True, in fact the french scrabble champion recently doesn't even speak french, he just memorized a ton of words: http://www.npr.org/sections/thetwo-way/2015/07/21/424980378/...


This is interesting in and of itself. I think it would be interesting to have a linguistic conversation surrounding it. This is akin to memorizing gibberish (in this case, words without meaning). Which is more difficult than it sounds!

I'm amazed that he also (intuitively) figured out "the French sound" (the linguistic term escapes me) well enough to be able to call out words for not being words. I wouldn't be surprised if many French speakers tried to sneak some high scoring words past him, knowing he can't speak French only to be flabbergasted when he called their bluff.


French has less hybrid linguistic heritage than English, so its orthography is much more regular. Scrabble is a very English game.


One critical skill in chess is the ability to analyze the consequences of your various options, several moves ahead. If you find yourself in a situation you didn't foresee, that's not bad luck, you just need to work on improving this critical skill.


I think high level Street Fighter play has the some factor. But! I'm not arguing one is better than the other. If someone wants to play chess, play chess.


Your definition of "randomness" is interesting (but classifying it as a problem is misleading). Of course, if you don't have profound knowledge/skill of a game and you're not able to evaluate moves, their outcome will seem random just because you're ignorant of them. That's exactly what differentiates good and bad players! If the game were not random for newcomers and they could predict the outcome of every move, they would win or lose solely based on starting conditions (i.e. the game becomes perfect play tic-tac-toe).
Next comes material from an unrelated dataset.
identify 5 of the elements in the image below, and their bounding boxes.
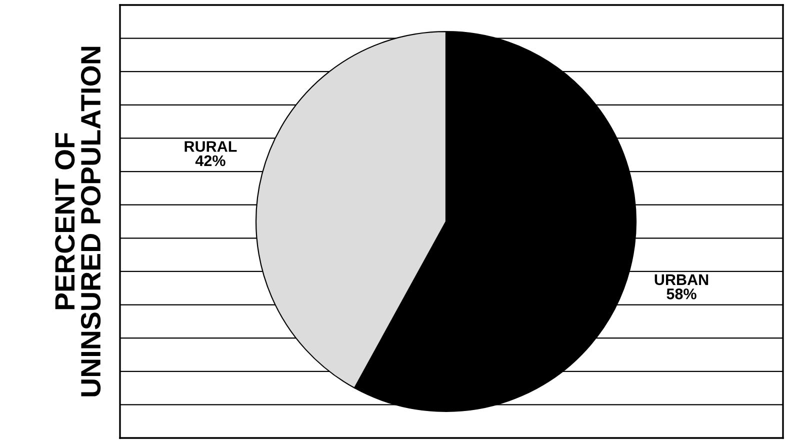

Chess isn't random, it's chaotic. Where randomness is unpredictable, chaos is deterministic but so computationally complex that it can't practically be solved. Chess is the art of navigating that chaos.


That definition of randomness is actually fine (randomness as ignorance), it's consistent, and the most often used definition actually. For example, take the Monty Hall problem: it doesn't matter what process Monty actually uses to choose doors, all that matter is you're ignorant of it (so you choose the uniform prior).

In fact I don't think many processes in nature are truly random (quantum phenomena have to have a large effect and you need to choose a no-hidden-variable theory), but it doesn't really matter. It's just a model.